Tennessee Titans training camp questions: What will Julio Jones' addition mean?

NASHVILLE, Tenn. -- The Tennessee Titans opened 2021 NFL training camp Tuesday at St. Thomas Sports Park. Here's a closer look at a few storylines:

What are realistic expectations for the passing game after losing Corey Davis and Jonnu Smith?

The outlook for the Titans' passing game was uncertain before they acquired superstar wide receiver, Julio Jones. Losing Davis and Smith took a total of 106 receptions, 1,432 yards, and 13 touchdowns from the offense. On the surface, those numbers seem like an insurmountable obstacle to overcome. But adding Jones to the mix provides an impact player who can really make opposing defenses pay if they decide to focus on stopping budding star receiver A.J. Brown.

Like Brown, Jones is capable of breaking tackles to gain yards after the catch (Jones had 127 yards after first contact in 2019 in 15 games, tied for 18th in the NFL). That brings physicality to the passing game. Tennessee also added 6-foot-3 Josh Reynolds, giving them three big receivers who can easily play on the inside or outside depending on what matchups new offensive coordinator Todd Downing wants to create. Don't forget about Anthony Firkser who is set to be the lead tight end. He'll get his share of targets in high-pressure situations such as third downs and in the red zone.

What will the offense be like under Downing?

Downing's offense is expected to be similar to what former coordinator Arthur Smith's balanced attack looked like last season when Derrick Henry finished with 2,025 rushing yards while Brown and Davis posted 1,075 and 984 receiving yards, respectively. Jones and Brown will command plenty of targets in the passing game while Henry is the classic volume running back. Will there be enough footballs to go around to make everyone happy? Downing thinks so.

"Each week is going to require something different to play winning football," Downing said. "The addition of Julio [Jones] and the weapons we have on the outside and in the backfield and at the line of scrimmage are ways to help us stay balanced and attack in different ways."

The Titans have been committed to a physical, ball-control style of offense under coach Mike Vrabel. Although Arthur Smith moved on to become the head coach of the Falcons and Jones was added to the roster, expect the offense to be similar to what the Titans have established over the last two seasons. But there will likely be more shots down the field from quarterback Ryan Tannehill to Jones, Brown and Josh Reynolds.
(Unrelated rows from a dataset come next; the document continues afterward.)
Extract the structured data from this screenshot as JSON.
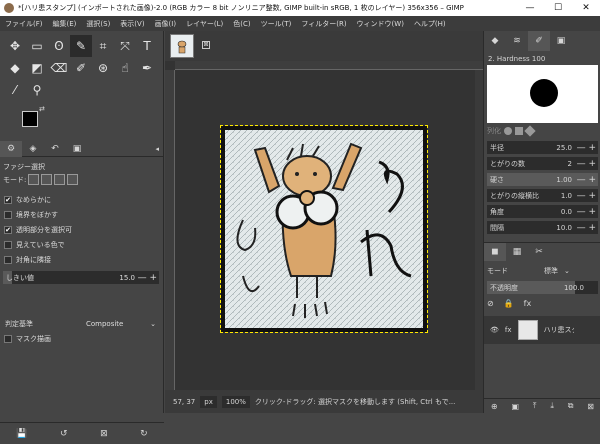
{
  "window": {
    "title": "*[ハリ患スタンプ] (インポートされた画像)-2.0 (RGB カラー 8 bit ノンリニア整数, GIMP built-in sRGB, 1 枚のレイヤー) 356x356 – GIMP",
    "minimize": "—",
    "maximize": "☐",
    "close": "✕"
  },
  "menubar": [
    "ファイル(F)",
    "編集(E)",
    "選択(S)",
    "表示(V)",
    "画像(I)",
    "レイヤー(L)",
    "色(C)",
    "ツール(T)",
    "フィルター(R)",
    "ウィンドウ(W)",
    "ヘルプ(H)"
  ],
  "toolbox": {
    "icons": [
      {
        "name": "move-tool-icon",
        "glyph": "✥",
        "active": false
      },
      {
        "name": "rect-select-tool-icon",
        "glyph": "▭",
        "active": false
      },
      {
        "name": "lasso-tool-icon",
        "glyph": "ʘ",
        "active": false
      },
      {
        "name": "fuzzy-select-tool-icon",
        "glyph": "✎",
        "active": true
      },
      {
        "name": "crop-tool-icon",
        "glyph": "⌗",
        "active": false
      },
      {
        "name": "transform-tool-icon",
        "glyph": "⤧",
        "active": false
      },
      {
        "name": "text-tool-icon",
        "glyph": "T",
        "active": false
      },
      {
        "name": "bucket-fill-tool-icon",
        "glyph": "◆",
        "active": false
      },
      {
        "name": "gradient-tool-icon",
        "glyph": "◩",
        "active": false
      },
      {
        "name": "eraser-tool-icon",
        "glyph": "⌫",
        "active": false
      },
      {
        "name": "paintbrush-tool-icon",
        "glyph": "✐",
        "active": false
      },
      {
        "name": "clone-tool-icon",
        "glyph": "⊛",
        "active": false
      },
      {
        "name": "smudge-tool-icon",
        "glyph": "☝",
        "active": false
      },
      {
        "name": "path-tool-icon",
        "glyph": "✒",
        "active": false
      },
      {
        "name": "color-picker-tool-icon",
        "glyph": "⁄",
        "active": false
      },
      {
        "name": "zoom-tool-icon",
        "glyph": "⚲",
        "active": false
      }
    ]
  },
  "tool_options": {
    "tabs": [
      "⚙",
      "◈",
      "↶",
      "▣"
    ],
    "tab_menu": "◂",
    "title": "ファジー選択",
    "mode_label": "モード:",
    "checkboxes": [
      {
        "label": "なめらかに",
        "checked": true
      },
      {
        "label": "境界をぼかす",
        "checked": false
      },
      {
        "label": "透明部分を選択可",
        "checked": true
      },
      {
        "label": "見えている色で",
        "checked": false
      },
      {
        "label": "対角に隣接",
        "checked": false
      }
    ],
    "threshold_label": "しきい値",
    "threshold_value": "15.0",
    "threshold_fraction": 0.06,
    "criterion_label": "判定基準",
    "criterion_value": "Composite",
    "draw_mask": {
      "label": "マスク描画",
      "checked": false
    },
    "bottom_buttons": [
      "💾",
      "↺",
      "⊠",
      "↻"
    ]
  },
  "image": {
    "tab_close": "⊠"
  },
  "status": {
    "coords": "57, 37",
    "unit": "px",
    "zoom": "100%",
    "message": "クリック-ドラッグ: 選択マスクを移動します (Shift, Ctrl もで..."
  },
  "brushes": {
    "tabs": [
      "◆",
      "≋",
      "✐",
      "▣"
    ],
    "name": "2. Hardness 100",
    "tag_hint": "列化",
    "settings": [
      {
        "label": "半径",
        "value": "25.0"
      },
      {
        "label": "とがりの数",
        "value": "2"
      },
      {
        "label": "硬さ",
        "value": "1.00"
      },
      {
        "label": "とがりの縦横比",
        "value": "1.0"
      },
      {
        "label": "角度",
        "value": "0.0"
      },
      {
        "label": "間隔",
        "value": "10.0"
      }
    ]
  },
  "layers": {
    "tabs": [
      "◼",
      "▦",
      "✂"
    ],
    "mode_label": "モード",
    "mode_value": "標準",
    "opacity_label": "不透明度",
    "opacity_value": "100.0",
    "lock_icons": [
      "⊘",
      "🔒",
      "fx"
    ],
    "layer_name": "ハリ患スタンプ",
    "layer_fx": "fx",
    "eye": "👁",
    "bottom_buttons": [
      "⊕",
      "▣",
      "⤒",
      "⤓",
      "⧉",
      "⊠"
    ]
  }
}
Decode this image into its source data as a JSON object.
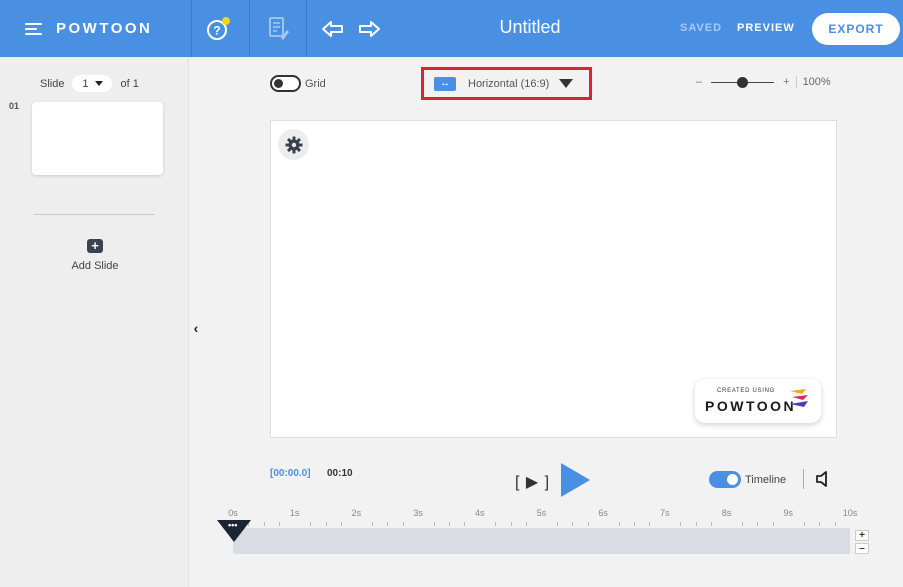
{
  "app": {
    "logo": "POWTOON"
  },
  "header": {
    "title": "Untitled",
    "saved_label": "SAVED",
    "preview_label": "PREVIEW",
    "export_label": "EXPORT",
    "icons": [
      "menu-icon",
      "help-icon",
      "notes-icon",
      "undo-icon",
      "redo-icon"
    ],
    "accent_color": "#4a90e2"
  },
  "slides_panel": {
    "slide_label": "Slide",
    "current_slide": "1",
    "of_label": "of 1",
    "slide_number": "01",
    "add_slide_label": "Add Slide"
  },
  "toolbar": {
    "grid_label": "Grid",
    "grid_on": false,
    "aspect_ratio": "Horizontal (16:9)",
    "zoom_minus": "–",
    "zoom_plus": "+",
    "zoom_value": "100%"
  },
  "canvas": {
    "badge_small_text": "CREATED USING",
    "badge_logo": "POWTOON"
  },
  "playback": {
    "current_time": "[00:00.0]",
    "total_time": "00:10",
    "play_slide_label": "[ ▶ ]",
    "timeline_label": "Timeline",
    "timeline_on": true
  },
  "timeline": {
    "ticks": [
      "0s",
      "1s",
      "2s",
      "3s",
      "4s",
      "5s",
      "6s",
      "7s",
      "8s",
      "9s",
      "10s"
    ],
    "zoom_in": "+",
    "zoom_out": "–",
    "playhead_label": "•••"
  }
}
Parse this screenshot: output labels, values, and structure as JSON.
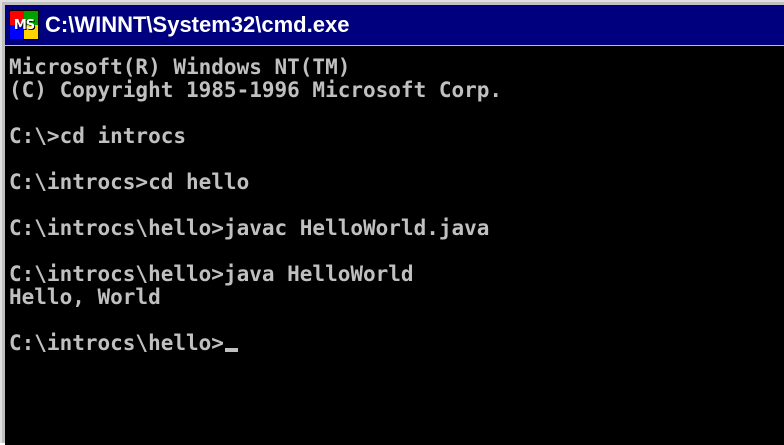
{
  "window": {
    "title": "C:\\WINNT\\System32\\cmd.exe",
    "icon": "ms-dos-icon",
    "icon_text": "MS"
  },
  "colors": {
    "titlebar": "#00007f",
    "console_bg": "#000000",
    "console_text": "#c0c0c0"
  },
  "console": {
    "lines": [
      "Microsoft(R) Windows NT(TM)",
      "(C) Copyright 1985-1996 Microsoft Corp.",
      "",
      "C:\\>cd introcs",
      "",
      "C:\\introcs>cd hello",
      "",
      "C:\\introcs\\hello>javac HelloWorld.java",
      "",
      "C:\\introcs\\hello>java HelloWorld",
      "Hello, World",
      "",
      "C:\\introcs\\hello>"
    ]
  }
}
Does Henry have to carry the ball over 300 times for the third consecutive season?

Yes! The Titans have expressed their desire to curtail Henry's workload before last season. Yet Henry still managed to carry the football 378 times during the regular season last year. Henry is the catalyst for the offense. Tennessee turns to the 6-foot-3, 247-pound back whenever they need to take control of the game or put it away. According to ESPN Stats & Info, Henry's 570 yards in the fourth quarter and overtime last season were the most by a player in a season over the last 2o years. Only Henry and former running back Tiki Barber (533) have gone over 500 yards in that span.

Henry was already likely to carry the ball over 300 times. Increasing the schedule to 17 games only makes that more likely. However, second-year back Darrynton Evans is healthy and should be able to carve out his own role, especially on third downs. Keep an eye on former Falcons back Brian Hill, who was signed in May and could get his share of carries as well.

Will new additions bolster last year’s abysmal defense?

In 2020, the Titans ranked 28th in yards allowed per game (398.3). Linebacker Bud Dupree, defensive lineman Denico Autry, and cornerback Janoris Jenkins were all signed in free agency to add an aggressive approach to the defense. Dupree and Autry combined for 15.5 sacks last season, which isn't far off from the Titans' team total of 19 in 2020. Jenkins plays with an edge and willingness to challenge receivers, which could rub off on the other defensive backs.

"He's going to be a leader on the field," Titans DB coach Anthony Midget said. "He just has that mentality that you want as a DB. He's had to scratch and claw and fight for everything that he's gotten in his life and he still has that mentality. I think it's going to bring a lot to our group and hopefully, he can mentor these younger guys as well."

The Titans also selected cornerbacks Caleb Farley and Elijah Molden, and linebacker Rashad Weaver in the draft. Farley and Molden should compete with second-year DB Kristian Fulton for reps at right corner and the nickel spot. Weaver adds much-needed depth to the outside linebacker group.